Les causes sont multiples, mais, bien souvent, le syndrome prend racine dans un traumatisme précoce. Laurence Hugonot-Diener en témoigne : « Beaucoup de mes patients sont des enfants de la Shoah, ayant été contraints de se cacher pour survivre. D'autres ont connu des abandons, des attentats, des guerres. » Ces blessures laissent des traces profondes qui s'expriment plus tard dans une relation de méfiance aux autres. Parfois, une pathologie psychiatrique (schizophrénie) ou neurologique (maladie d'Alzheimer) est identifiée. La plupart du temps, ces personnes doivent être hospitalisées lorsque des complications liées à leur mode de vie surgissent. Ce peut être à la suite d'une plainte du voisinage pour des odeurs nauséabondes, un effondrement du plancher ou des fuites d'eau, une invasion de punaises de lit, etc. Les Diogènes apparaissent dans le champ des institutions souvent très tard. L'arrivée en établissement médico-social est rarement anticipée, posant de nombreuses difficultés. Pour ces profils, il n'existe pas de protocole spécifique, constate avec regret Laurence Hugonot-Diener « Une fois qu'ils ont donné leur consentement pour l'Ehpad, c'est à eux de se plier aux règles de la collectivité. » La prise en charge est d'autant plus complexe que toute intervention brutale peut être fatale. Forcer une toilette, un nettoyage de la chambre ou jeter des objets sans leur consentement peut déclencher des angoisses profondes, voire mener au suicide. « Si on impose un tri, il risque de se braquer et d'accumuler encore plus », renchérit Jean-Claude Monfort qui partage vingt ans d'observations, de tâtonnements et parfois d'erreurs. « Ces objets remplissent un vide intérieur.
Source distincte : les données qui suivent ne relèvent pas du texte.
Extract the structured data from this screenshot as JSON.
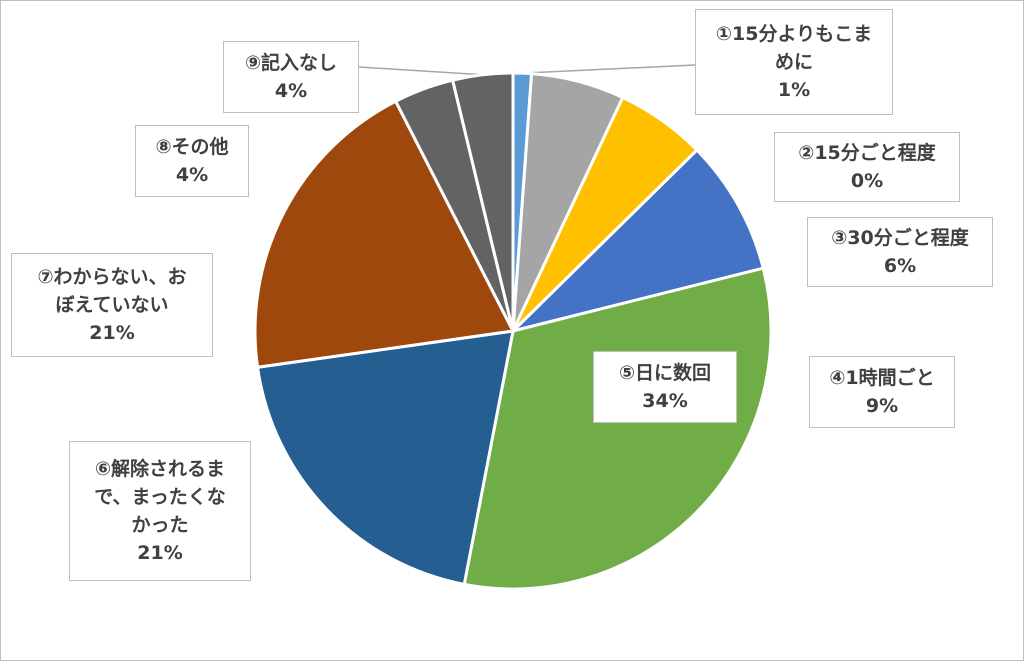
{
  "chart_data": {
    "type": "pie",
    "title": "",
    "start_angle_deg": 0,
    "direction": "clockwise",
    "slices": [
      {
        "label": "①15分よりもこま\nめに",
        "value": 1,
        "value_label": "1%",
        "color": "#5b9bd5"
      },
      {
        "label": "②15分ごと程度",
        "value": 0,
        "value_label": "0%",
        "color": "#a5a5a5"
      },
      {
        "label": "③30分ごと程度",
        "value": 6,
        "value_label": "6%",
        "color": "#ffc000"
      },
      {
        "label": "④1時間ごと",
        "value": 9,
        "value_label": "9%",
        "color": "#4472c4"
      },
      {
        "label": "⑤日に数回",
        "value": 34,
        "value_label": "34%",
        "color": "#70ad47"
      },
      {
        "label": "⑥解除されるま\nで、まったくな\nかった",
        "value": 21,
        "value_label": "21%",
        "color": "#255e91"
      },
      {
        "label": "⑦わからない、お\nぼえていない",
        "value": 21,
        "value_label": "21%",
        "color": "#9e480e"
      },
      {
        "label": "⑧その他",
        "value": 4,
        "value_label": "4%",
        "color": "#636363"
      },
      {
        "label": "⑨記入なし",
        "value": 4,
        "value_label": "4%",
        "color": "#636363"
      }
    ]
  }
}
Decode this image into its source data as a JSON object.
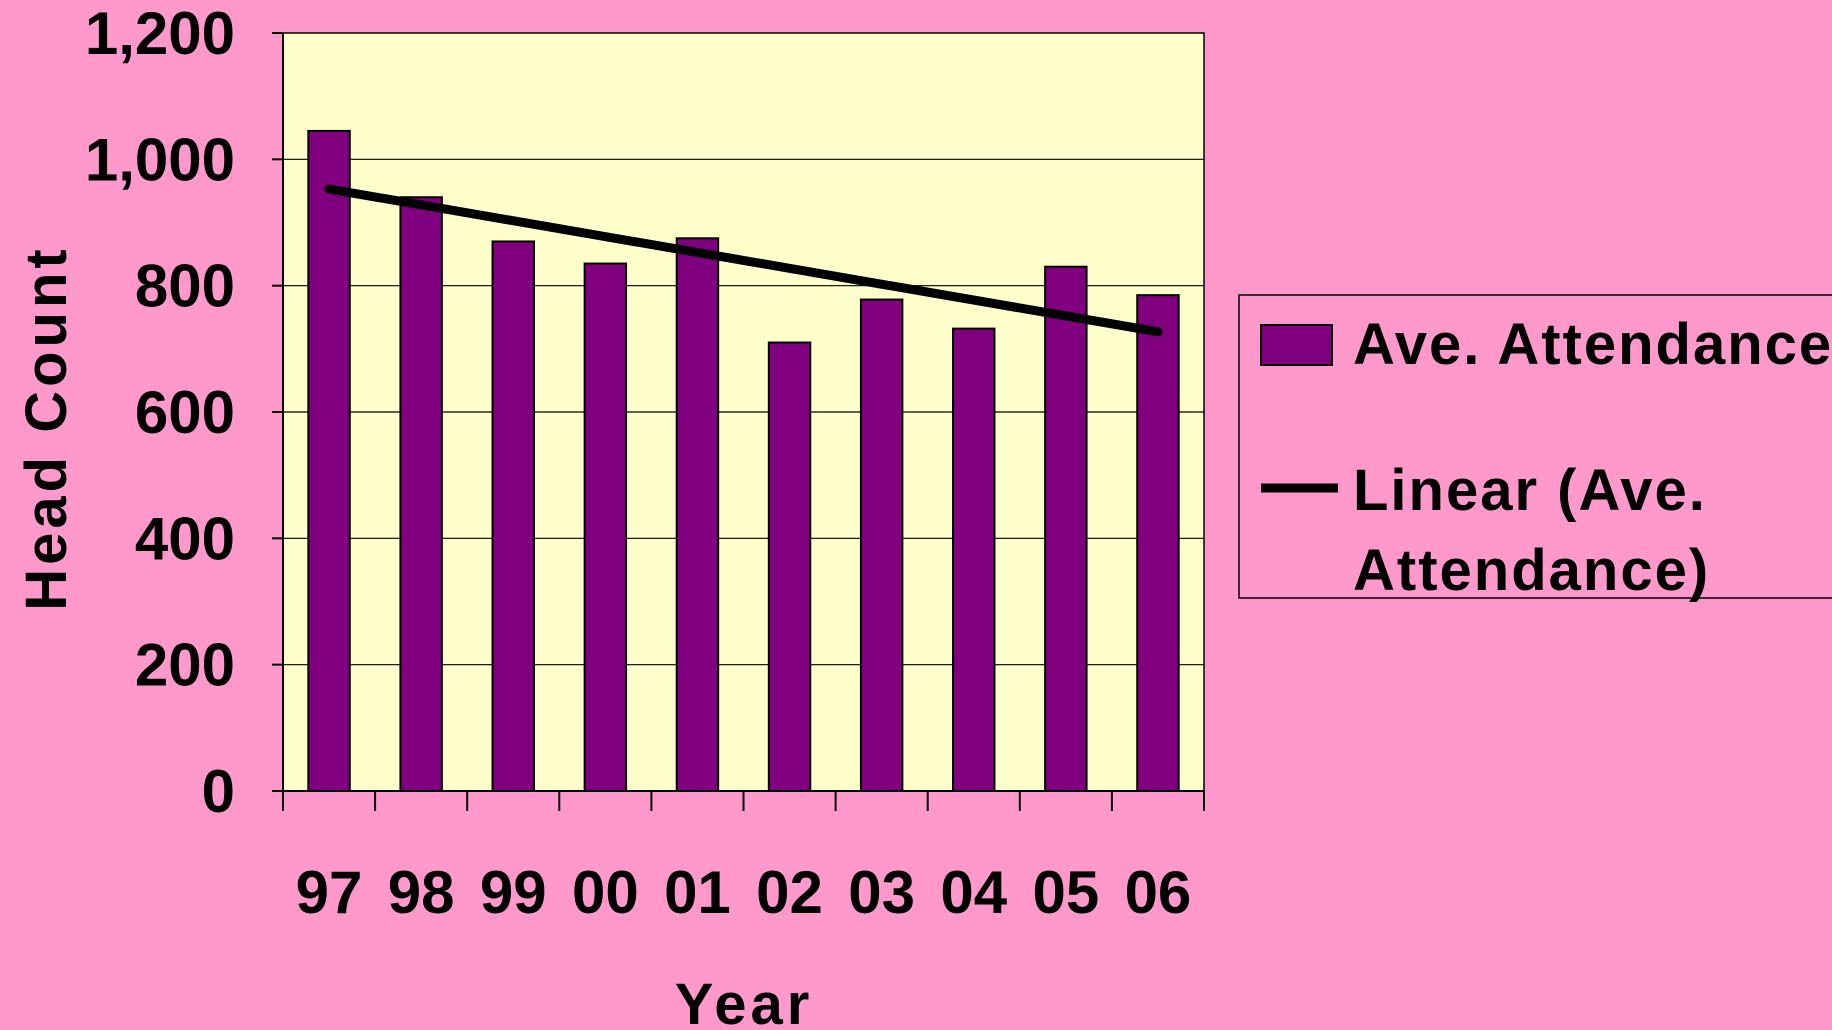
{
  "chart_data": {
    "type": "bar",
    "categories": [
      "97",
      "98",
      "99",
      "00",
      "01",
      "02",
      "03",
      "04",
      "05",
      "06"
    ],
    "series": [
      {
        "name": "Ave. Attendance",
        "values": [
          1045,
          940,
          870,
          835,
          875,
          710,
          778,
          732,
          830,
          785
        ]
      }
    ],
    "trendline": {
      "name": "Linear (Ave. Attendance)",
      "start": 953,
      "end": 727
    },
    "xlabel": "Year",
    "ylabel": "Head Count",
    "ylim": [
      0,
      1200
    ],
    "yticks": [
      "0",
      "200",
      "400",
      "600",
      "800",
      "1,000",
      "1,200"
    ],
    "ytick_values": [
      0,
      200,
      400,
      600,
      800,
      1000,
      1200
    ],
    "grid": true,
    "legend_position": "right",
    "legend": {
      "bar_label": "Ave. Attendance",
      "line_label_1": "Linear (Ave.",
      "line_label_2": "Attendance)"
    },
    "colors": {
      "background": "#ff99cc",
      "plot_area": "#ffffcc",
      "bar": "#800080",
      "trendline": "#000000"
    }
  }
}
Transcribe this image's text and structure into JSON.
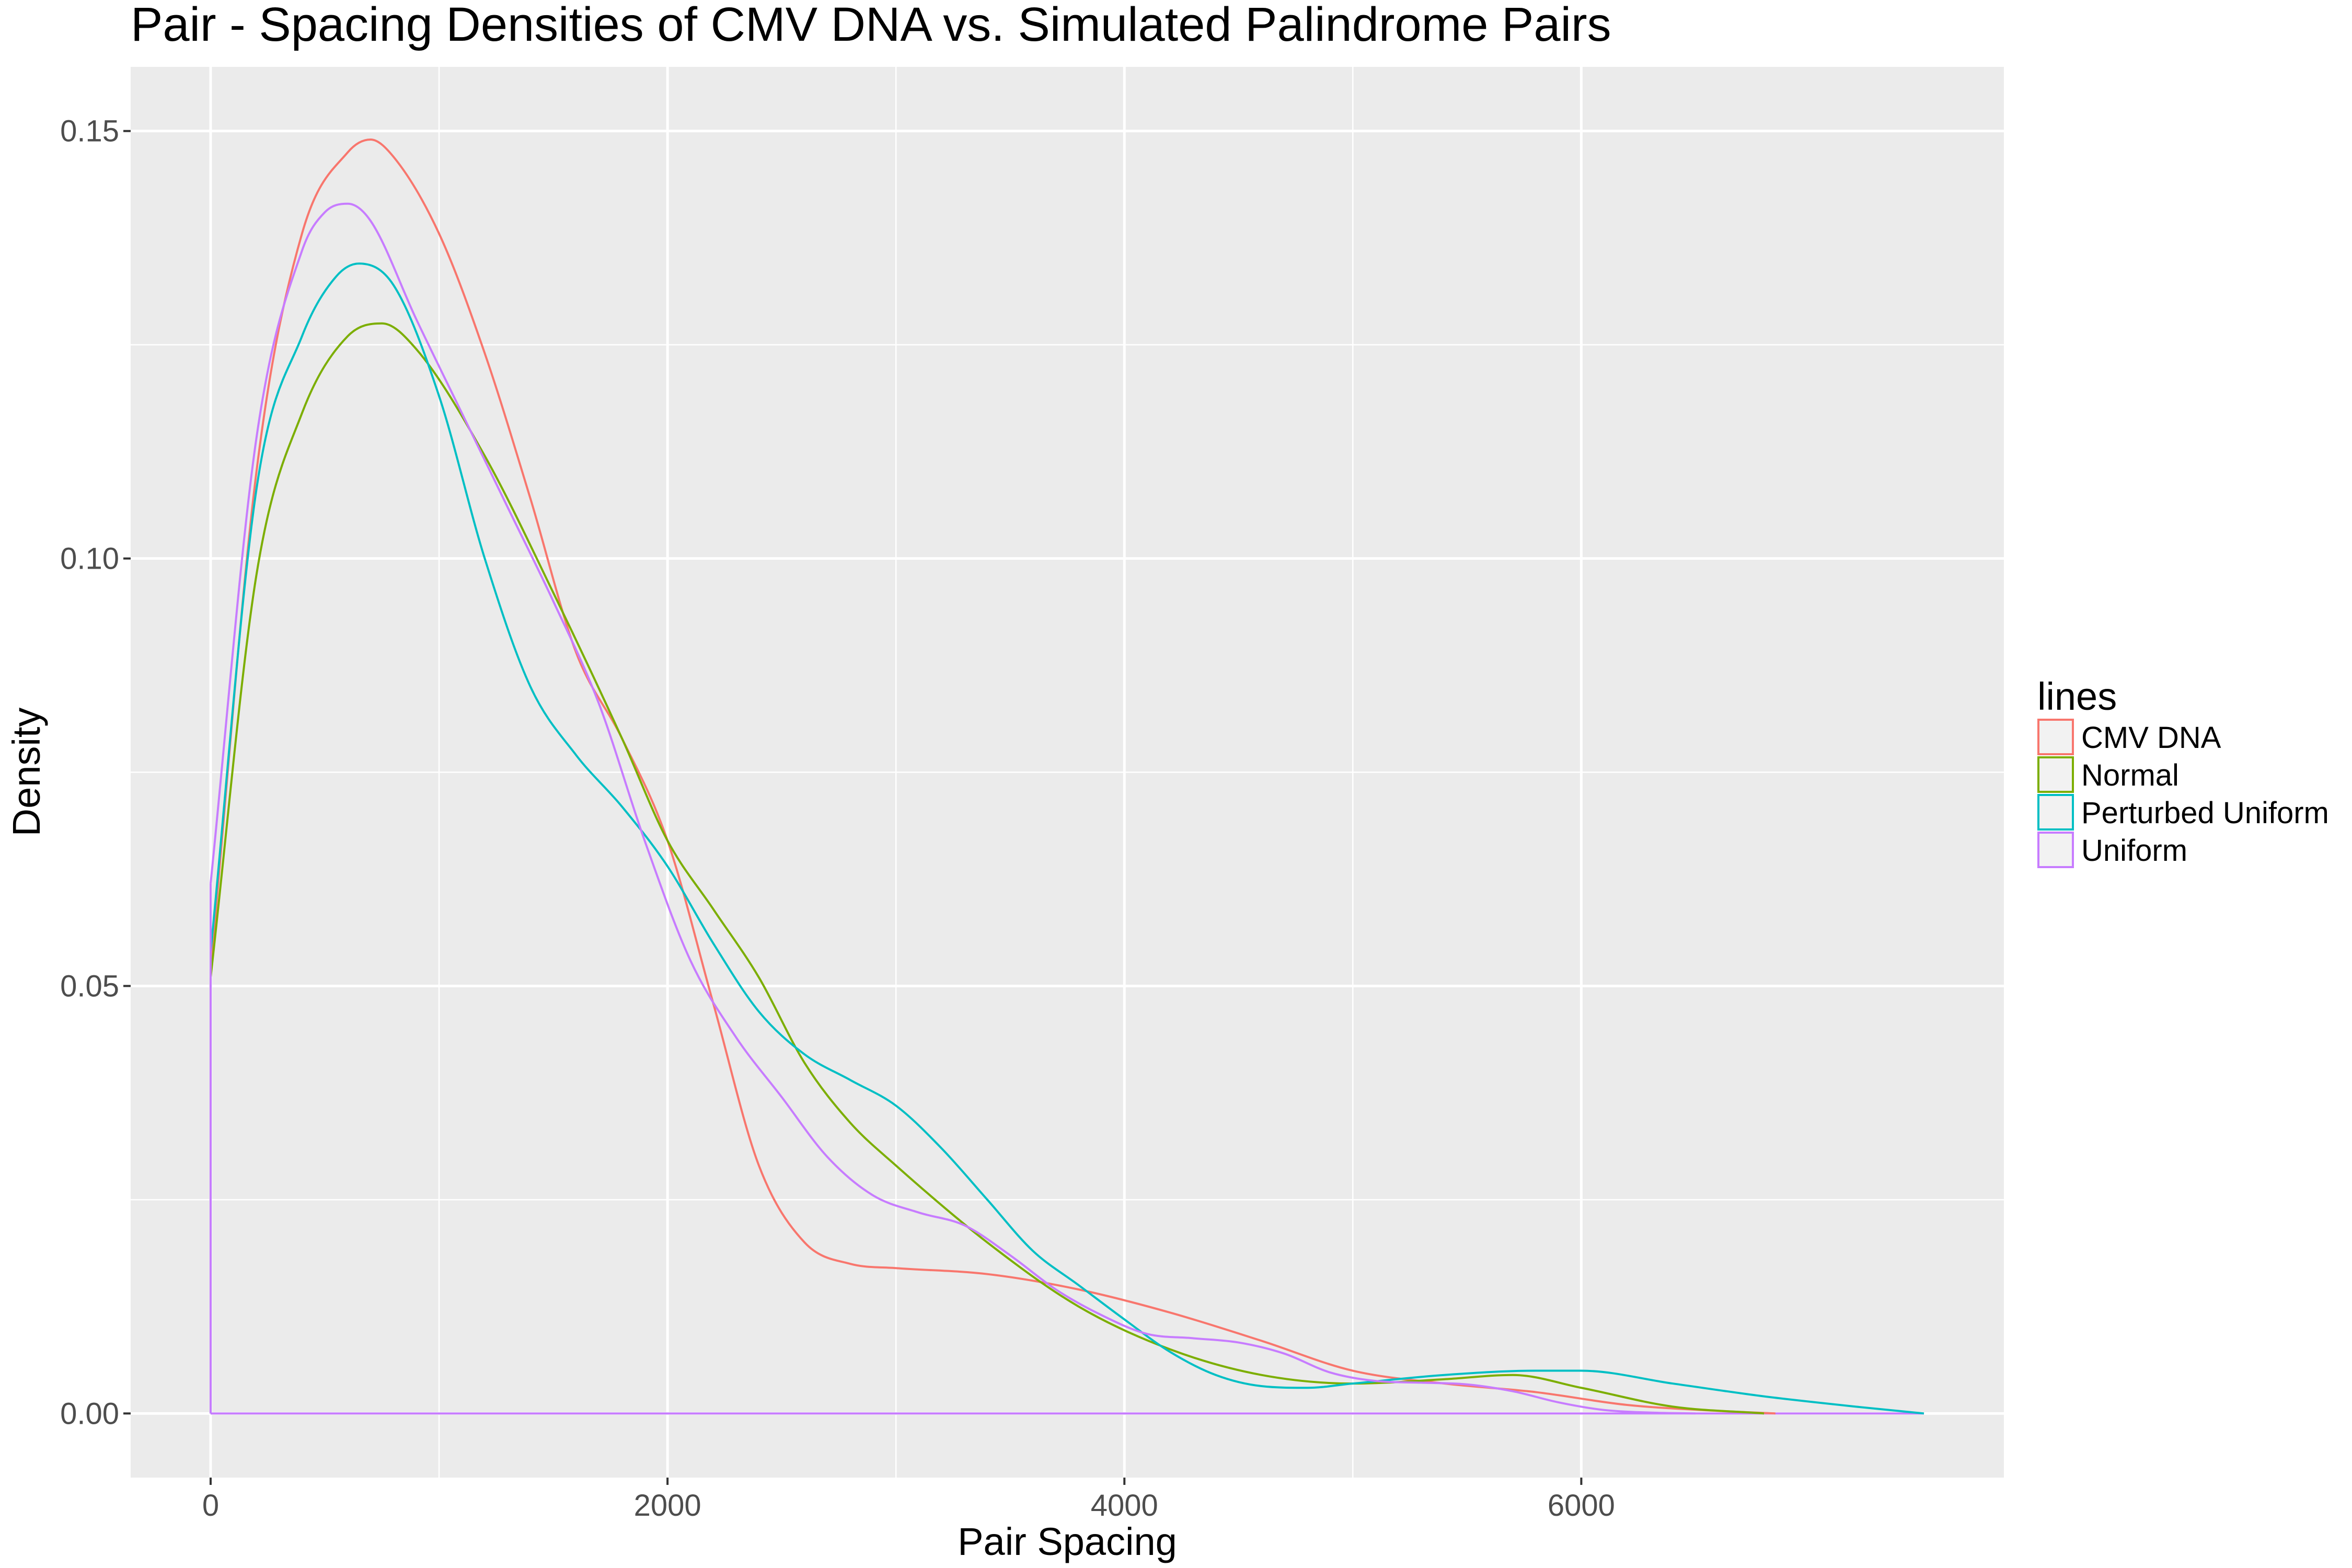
{
  "chart_data": {
    "type": "line",
    "title": "Pair - Spacing Densities of CMV DNA vs. Simulated Palindrome Pairs",
    "xlabel": "Pair Spacing",
    "ylabel": "Density",
    "xlim": [
      -350,
      7850
    ],
    "ylim": [
      -0.0075,
      0.1575
    ],
    "xticks": [
      0,
      2000,
      4000,
      6000
    ],
    "xtick_labels": [
      "0",
      "2000",
      "4000",
      "6000"
    ],
    "yticks": [
      0.0,
      0.05,
      0.1,
      0.15
    ],
    "ytick_labels": [
      "0.00",
      "0.05",
      "0.10",
      "0.15"
    ],
    "grid": true,
    "legend": {
      "title": "lines",
      "placement": "right"
    },
    "series": [
      {
        "name": "CMV DNA",
        "color": "#F8766D",
        "x": [
          0,
          200,
          400,
          600,
          700,
          800,
          1000,
          1200,
          1400,
          1600,
          1800,
          2000,
          2200,
          2400,
          2600,
          2800,
          3000,
          3400,
          3800,
          4200,
          4600,
          5000,
          5400,
          5800,
          6200,
          6600,
          6850
        ],
        "y": [
          0.052,
          0.11,
          0.138,
          0.1475,
          0.149,
          0.147,
          0.138,
          0.124,
          0.107,
          0.089,
          0.079,
          0.067,
          0.048,
          0.029,
          0.02,
          0.0175,
          0.017,
          0.0163,
          0.0145,
          0.0118,
          0.0085,
          0.005,
          0.0035,
          0.0025,
          0.001,
          0.0003,
          0.0
        ]
      },
      {
        "name": "Normal",
        "color": "#7CAE00",
        "x": [
          0,
          200,
          400,
          600,
          750,
          900,
          1200,
          1500,
          1800,
          2000,
          2200,
          2400,
          2600,
          2800,
          3000,
          3400,
          3800,
          4200,
          4600,
          5000,
          5400,
          5700,
          6000,
          6400,
          6800
        ],
        "y": [
          0.051,
          0.098,
          0.117,
          0.126,
          0.1275,
          0.1245,
          0.112,
          0.096,
          0.079,
          0.067,
          0.059,
          0.051,
          0.041,
          0.034,
          0.029,
          0.02,
          0.0125,
          0.0075,
          0.0045,
          0.0035,
          0.004,
          0.0045,
          0.003,
          0.0008,
          0.0
        ]
      },
      {
        "name": "Perturbed Uniform",
        "color": "#00BFC4",
        "x": [
          0,
          200,
          400,
          550,
          650,
          800,
          1000,
          1200,
          1400,
          1600,
          1800,
          2000,
          2200,
          2400,
          2600,
          2800,
          3000,
          3200,
          3400,
          3600,
          3800,
          4000,
          4200,
          4400,
          4600,
          4800,
          5000,
          5400,
          5800,
          6000,
          6400,
          6800,
          7200,
          7500
        ],
        "y": [
          0.054,
          0.108,
          0.126,
          0.133,
          0.1345,
          0.132,
          0.119,
          0.1,
          0.085,
          0.077,
          0.071,
          0.064,
          0.055,
          0.047,
          0.042,
          0.039,
          0.036,
          0.031,
          0.025,
          0.019,
          0.015,
          0.011,
          0.0072,
          0.0045,
          0.0032,
          0.003,
          0.0035,
          0.0045,
          0.005,
          0.005,
          0.0035,
          0.002,
          0.0008,
          0.0
        ]
      },
      {
        "name": "Uniform",
        "color": "#C77CFF",
        "x": [
          0,
          200,
          400,
          500,
          600,
          700,
          900,
          1100,
          1300,
          1500,
          1700,
          1900,
          2100,
          2300,
          2500,
          2700,
          2900,
          3100,
          3300,
          3500,
          3700,
          3900,
          4100,
          4300,
          4500,
          4700,
          4900,
          5100,
          5300,
          5500,
          5700,
          5900,
          6100,
          6300,
          6500
        ],
        "y": [
          0.062,
          0.114,
          0.136,
          0.1405,
          0.1415,
          0.1395,
          0.128,
          0.117,
          0.106,
          0.095,
          0.083,
          0.067,
          0.053,
          0.044,
          0.037,
          0.03,
          0.0255,
          0.0235,
          0.022,
          0.0185,
          0.0145,
          0.0115,
          0.0093,
          0.0088,
          0.0083,
          0.007,
          0.0048,
          0.0038,
          0.0036,
          0.0034,
          0.0026,
          0.0013,
          0.0004,
          0.0001,
          0.0
        ]
      }
    ],
    "baseline": {
      "xmin": 0,
      "xmax": 7500,
      "y": 0.0,
      "color": "#C77CFF"
    }
  }
}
Si on leur retire, on risque de les tuer. Alors qu'offrir quelque chose de symbolique, c'est parfois le début d'une alliance thérapeutique. À ce moment-là, on devient un soldat du plein. »

La dédiogénisation, processus au long court

Les directeurs d'établissement sont souvent démunis, et les soignants, livrés à eux-mêmes. L'accompagnement de ces personnes Diogène demande d'être formé. « Lui faire dessiner son arbre généalogique est un moyen d'ouvrir le dialogue, conseille Jean-Claude Monfort. On peut également réaliser sa ligne de vie sous forme de frise relatant les évènements heureux et malheureux. » Dans le cadre de thérapies cognitives et comportementales, Matthieu Piccoli, gériatre et coauteur d'un ouvrage sur le syndrome de Diogène, utilise la réalité virtuelle. Le patient, muni d'un casque, est amené à jeter et trier ses affaires et visualiser le résultat dans son propre espace reconstitué en image de synthèse. Quand il n'y a pas de traitement médicamenteux, les médiations thérapeutiques comme l'art thérapie sont des aides précieuses. Ce que les psychiatres appellent la dédiogénisation est un processus qui demande du temps et de la patience. Dans ce chemin d'accompagnement, certains jouent un rôle clé. Ce sont les porteurs de paniers, ces soignants, proches ou voisins qui, sans juger ni brusquer, maintiennent un lien, apportent un repas, une présence, une parole. À l'image du réalisateur Jean-Luc Cesco qui a filmé sa voisine Muguette, dont l'appartement déborde d'objets ramassés dans la rue. Dans ce documentaire, elle confie son amour indéfectible pour son père, ses souvenirs d'enfance quand elle ne rigole pas d'elle-même en voyant le capharnaüm de son 90m2 dont elle occupe seulement le tiers. L'accumulation compulsive prend sens et la relation à l'autre devient soin.